Within the SmartObject service, c# Linq-to-SQL code is used to make a connection to a separate SQL Server database that resides on the same SQL Server instance as the K2 database. The connection string used there looks something like this:
Initial Catalog=SomeDatabase;Data Source=K2HostServerK2;Integrated Security=SSPI


When we debug and test our code using the SmartObject Service tester on the K2 Host Server, it works as expected. The code executes in the security context of the K2 Service account, the connection to SQL Server is established and the operations run successfully.


When we debug and test the code using the SmartObject Service tester on another client, the connection to the SQL Server fails. In this scenario, where there is a double-hop (SmartObject Server Tester Client > K2 Host Server > SQL Server), the following Exception is produced:
Debug   28053 Marshalling: OpenWorklist K2:HALLAMSTREETk2svc
Debug   8037 Sending 127.0.0.1:11 Bytes to 10081
Debug   8045 Disconnected From 127.0.0.1:11
Error   10702 An error occurred in the WorklistService service instance. Login f
ailed for user 'NT AUTHORITYANONYMOUS LOGON'.
Debug   10046 SmartObject execution event raised successfully.



And in the SQL Server logs, it is clear that the Security Context under which the code is attempting to establish the SQL Server connection, is not as we would expect:



Message
Login failed for user 'NT AUTHORITYANONYMOUS LOGON'. Reason: Token-based server access validation failed with an infrastructure error.
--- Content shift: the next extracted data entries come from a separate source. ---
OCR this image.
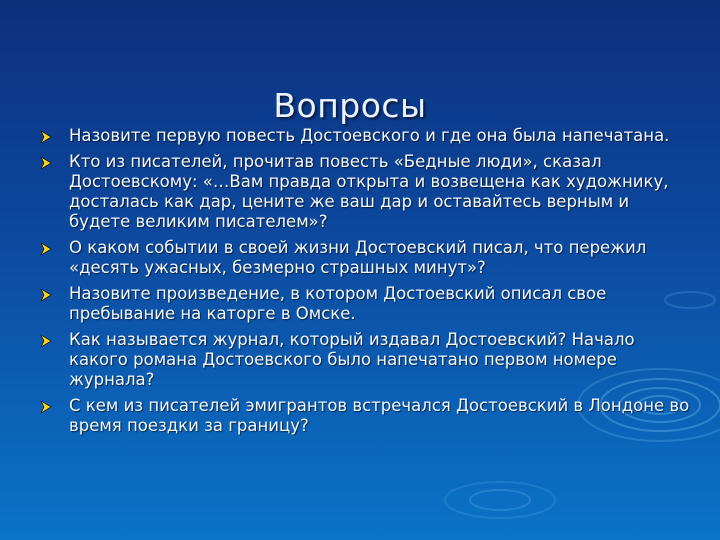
Вопросы
Назовите первую повесть Достоевского и где она была напечатана.
Кто из писателей, прочитав повесть «Бедные люди», сказал Достоевскому: «…Вам правда открыта и возвещена как художнику, досталась как дар, цените же ваш дар и оставайтесь верным и будете великим писателем»?
О каком событии в своей жизни Достоевский писал, что пережил «десять ужасных, безмерно страшных минут»?
Назовите произведение, в котором Достоевский описал свое пребывание на каторге в Омске.
Как называется журнал, который издавал Достоевский? Начало какого романа Достоевского было напечатано первом номере журнала?
С кем из писателей эмигрантов встречался Достоевский в Лондоне во время поездки за границу?
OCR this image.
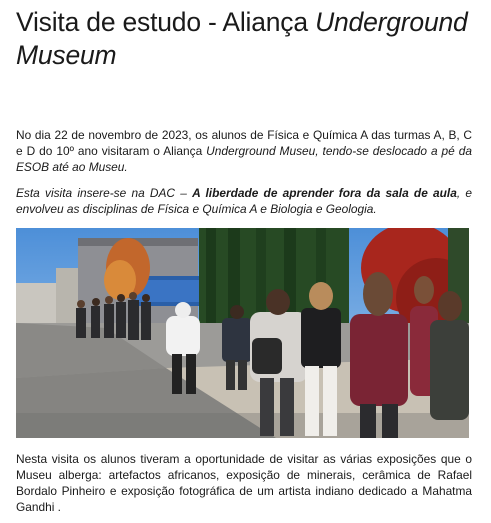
Visita de estudo - Aliança Underground Museum

No dia 22 de novembro de 2023, os alunos de Física e Química A das turmas A, B, C e D do 10º ano visitaram o Aliança Underground Museu, tendo-se deslocado a pé da ESOB até ao Museu.

Esta visita insere-se na DAC – A liberdade de aprender fora da sala de aula, e envolveu as disciplinas de Física e Química A e Biologia e Geologia.

Nesta visita os alunos tiveram a oportunidade de visitar as várias exposições que o Museu alberga: artefactos africanos, exposição de minerais, cerâmica de Rafael Bordalo Pinheiro e exposição fotográfica de um artista indiano dedicado a Mahatma Gandhi .
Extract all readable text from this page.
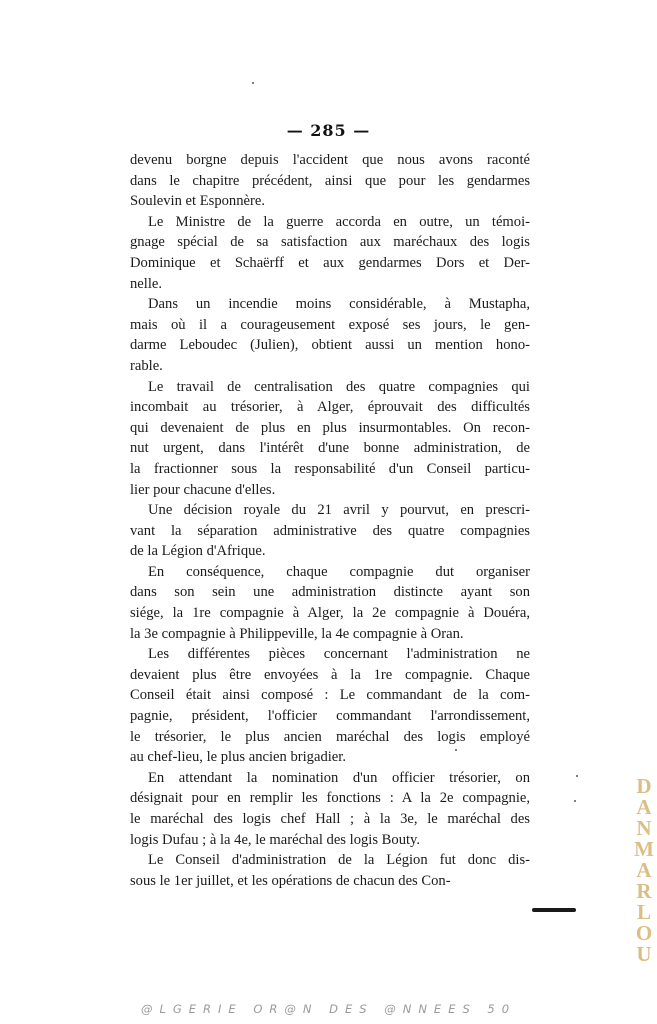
— 285 —
devenu borgne depuis l'accident que nous avons raconté
dans le chapitre précédent, ainsi que pour les gendarmes
Soulevin et Esponnère.
Le Ministre de la guerre accorda en outre, un témoi-
gnage spécial de sa satisfaction aux maréchaux des logis
Dominique et Schaërff et aux gendarmes Dors et Der-
nelle.
Dans un incendie moins considérable, à Mustapha,
mais où il a courageusement exposé ses jours, le gen-
darme Leboudec (Julien), obtient aussi un mention hono-
rable.
Le travail de centralisation des quatre compagnies qui
incombait au trésorier, à Alger, éprouvait des difficultés
qui devenaient de plus en plus insurmontables. On recon-
nut urgent, dans l'intérêt d'une bonne administration, de
la fractionner sous la responsabilité d'un Conseil particu-
lier pour chacune d'elles.
Une décision royale du 21 avril y pourvut, en prescri-
vant la séparation administrative des quatre compagnies
de la Légion d'Afrique.
En conséquence, chaque compagnie dut organiser
dans son sein une administration distincte ayant son
siége, la 1re compagnie à Alger, la 2e compagnie à Douéra,
la 3e compagnie à Philippeville, la 4e compagnie à Oran.
Les différentes pièces concernant l'administration ne
devaient plus être envoyées à la 1re compagnie. Chaque
Conseil était ainsi composé : Le commandant de la com-
pagnie, président, l'officier commandant l'arrondissement,
le trésorier, le plus ancien maréchal des logis employé
au chef-lieu, le plus ancien brigadier.
En attendant la nomination d'un officier trésorier, on
désignait pour en remplir les fonctions : A la 2e compagnie,
le maréchal des logis chef Hall ; à la 3e, le maréchal des
logis Dufau ; à la 4e, le maréchal des logis Bouty.
Le Conseil d'administration de la Légion fut donc dis-
sous le 1er juillet, et les opérations de chacun des Con-
D
A
N
M
A
R
L
O
U
@LGERIE OR@N DES @NNEES 50
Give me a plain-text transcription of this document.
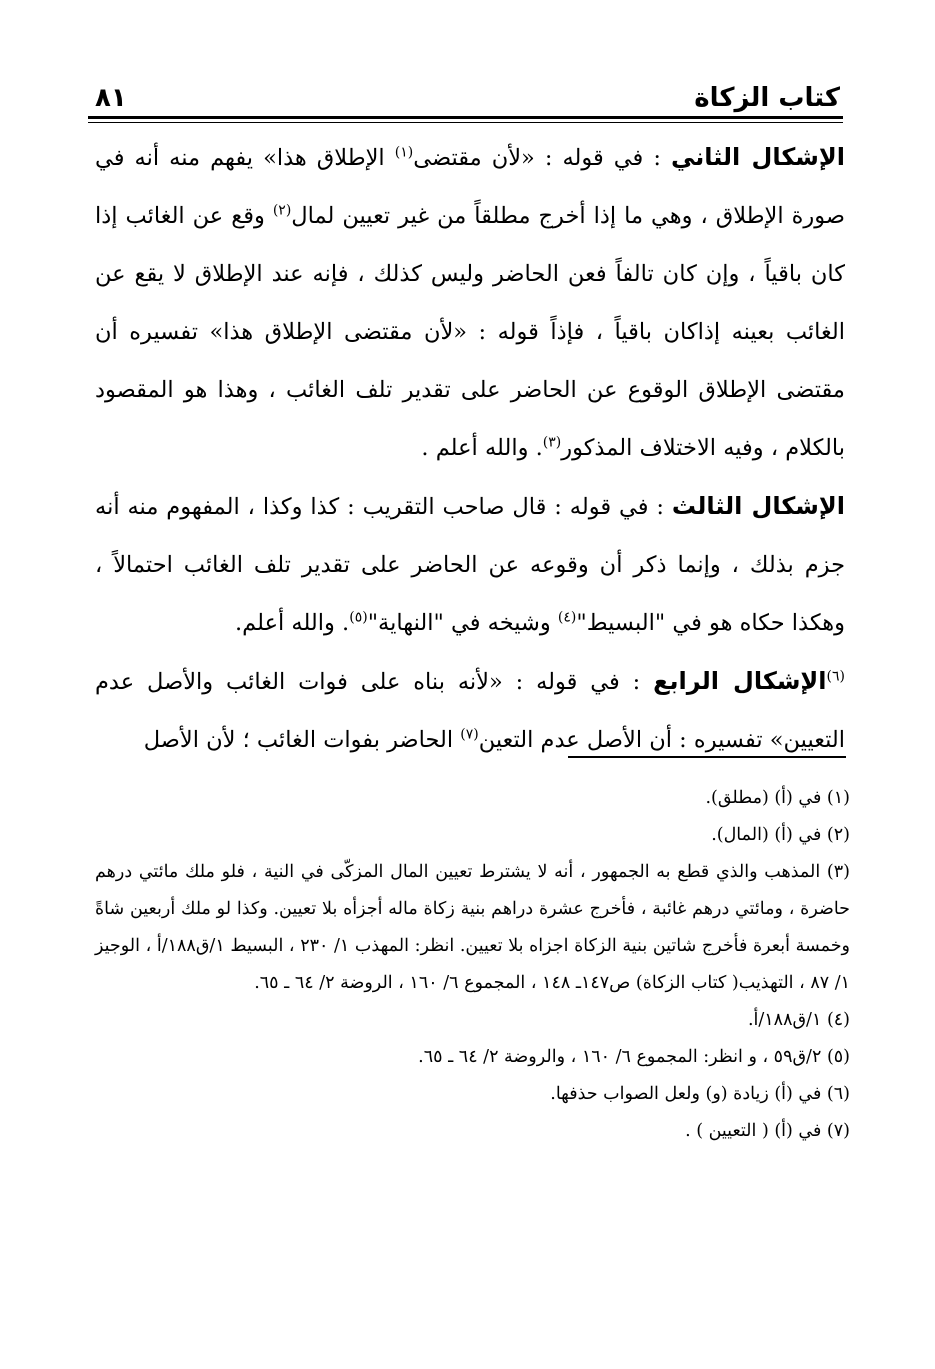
كتاب الزكاة
٨١

الإشكال الثاني : في قوله : «لأن مقتضى$^{(١)}$ الإطلاق هذا» يفهم منه أنه في صورة الإطلاق ، وهي ما إذا أخرج مطلقاً من غير تعيين لمال$^{(٢)}$ وقع عن الغائب إذا كان باقياً ، وإن كان تالفاً فعن الحاضر وليس كذلك ، فإنه عند الإطلاق لا يقع عن الغائب بعينه إذاكان باقياً ، فإذاً قوله : «لأن مقتضى الإطلاق هذا» تفسيره أن مقتضى الإطلاق الوقوع عن الحاضر على تقدير تلف الغائب ، وهذا هو المقصود بالكلام ، وفيه الاختلاف المذكور$^{(٣)}$. والله أعلم .

الإشكال الثالث : في قوله : قال صاحب التقريب : كذا وكذا ، المفهوم منه أنه جزم بذلك ، وإنما ذكر أن وقوعه عن الحاضر على تقدير تلف الغائب احتمالاً ، وهكذا حكاه هو في "البسيط"$^{(٤)}$ وشيخه في "النهاية"$^{(٥)}$. والله أعلم.

$^{(٦)}$الإشكال الرابع : في قوله : «لأنه بناه على فوات الغائب والأصل عدم التعيين» تفسيره : أن الأصل عدم التعين$^{(٧)}$ الحاضر بفوات الغائب ؛ لأن الأصل

(١) في (أ) (مطلق).

(٢) في (أ) (المال).

(٣) المذهب والذي قطع به الجمهور ، أنه لا يشترط تعيين المال المزكّى في النية ، فلو ملك مائتي درهم حاضرة ، ومائتي درهم غائبة ، فأخرج عشرة دراهم بنية زكاة ماله أجزأه بلا تعيين. وكذا لو ملك أربعين شاةً وخمسة أبعرة فأخرج شاتين بنية الزكاة اجزاه بلا تعيين. انظر: المهذب ١/ ٢٣٠ ، البسيط ١/ق١٨٨/أ ، الوجيز ١/ ٨٧ ، التهذيب( كتاب الزكاة) ص١٤٧ـ ١٤٨ ، المجموع ٦/ ١٦٠ ، الروضة ٢/ ٦٤ ـ ٦٥.

(٤) ١/ق١٨٨/أ.

(٥) ٢/ق٥٩ ، و انظر: المجموع ٦/ ١٦٠ ، والروضة ٢/ ٦٤ ـ ٦٥.

(٦) في (أ) زيادة (و) ولعل الصواب حذفها.

(٧) في (أ) ( التعيين ) .
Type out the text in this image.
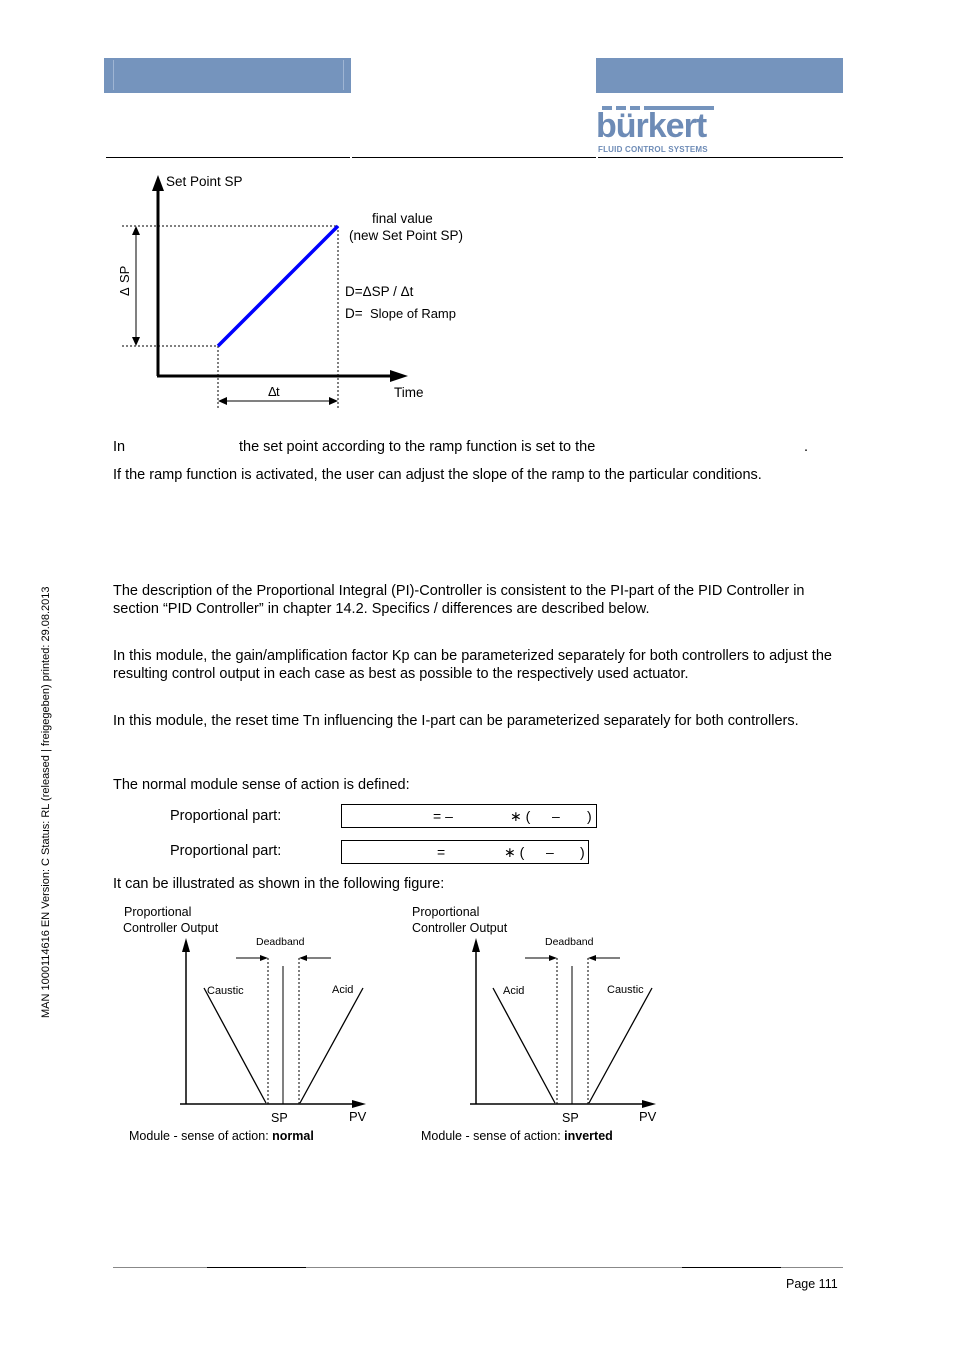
bürkert
FLUID CONTROL SYSTEMS
Set Point SP
Time
final value
(new Set Point SP)
D=ΔSP / Δt
D= Slope of Ramp
Δ
SP
Δ t
In	the set point according to the ramp function is set to the	.
If the ramp function is activated, the user can adjust the slope of the ramp to the particular conditions.
The description of the Proportional Integral (PI)-Controller is consistent to the PI-part of the PID Controller in section “PID Controller” in chapter 14.2. Specifics / differences are described below.
In this module, the gain/amplification factor Kp can be parameterized separately for both controllers to adjust the resulting control output in each case as best as possible to the respectively used actuator.
In this module, the reset time Tn influencing the I-part can be parameterized separately for both controllers.
The normal module sense of action is defined:
Proportional part:	= –	∗ ( – )
Proportional part:	=	∗ ( – )
It can be illustrated as shown in the following figure:
Proportional
Controller Output
Deadband
Caustic	Acid
SP	PV
Module - sense of action: normal
Proportional
Controller Output
Deadband
Acid	Caustic
SP	PV
Module - sense of action: inverted
MAN 1000114616 EN Version: C Status: RL (released | freigegeben) printed: 29.08.2013
Page 111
Check for previous errors.



At the moment I am trying to establish definitively whether this problem is caused by a Kerberos issue, or whether there is something else coming in to play.


We have Kerberos Event logging on the destination SQL Server, which reports:


ErrorCode 0xd
  ErrorMessage KDC_ERR_BADOPTION
  ExtendedError 0xc00000bb KLIN(0)


My research of the above suggests that it is usually associated with failing to specify SPN details for Delegation in Active Directory for the relevant account(s). However, we are not using Constrained Delegation (security is not a big deal in our environment) and we have simply ensured that all of the accounts involved in this scenario can Delegate to ANY service. So that should not be the issue.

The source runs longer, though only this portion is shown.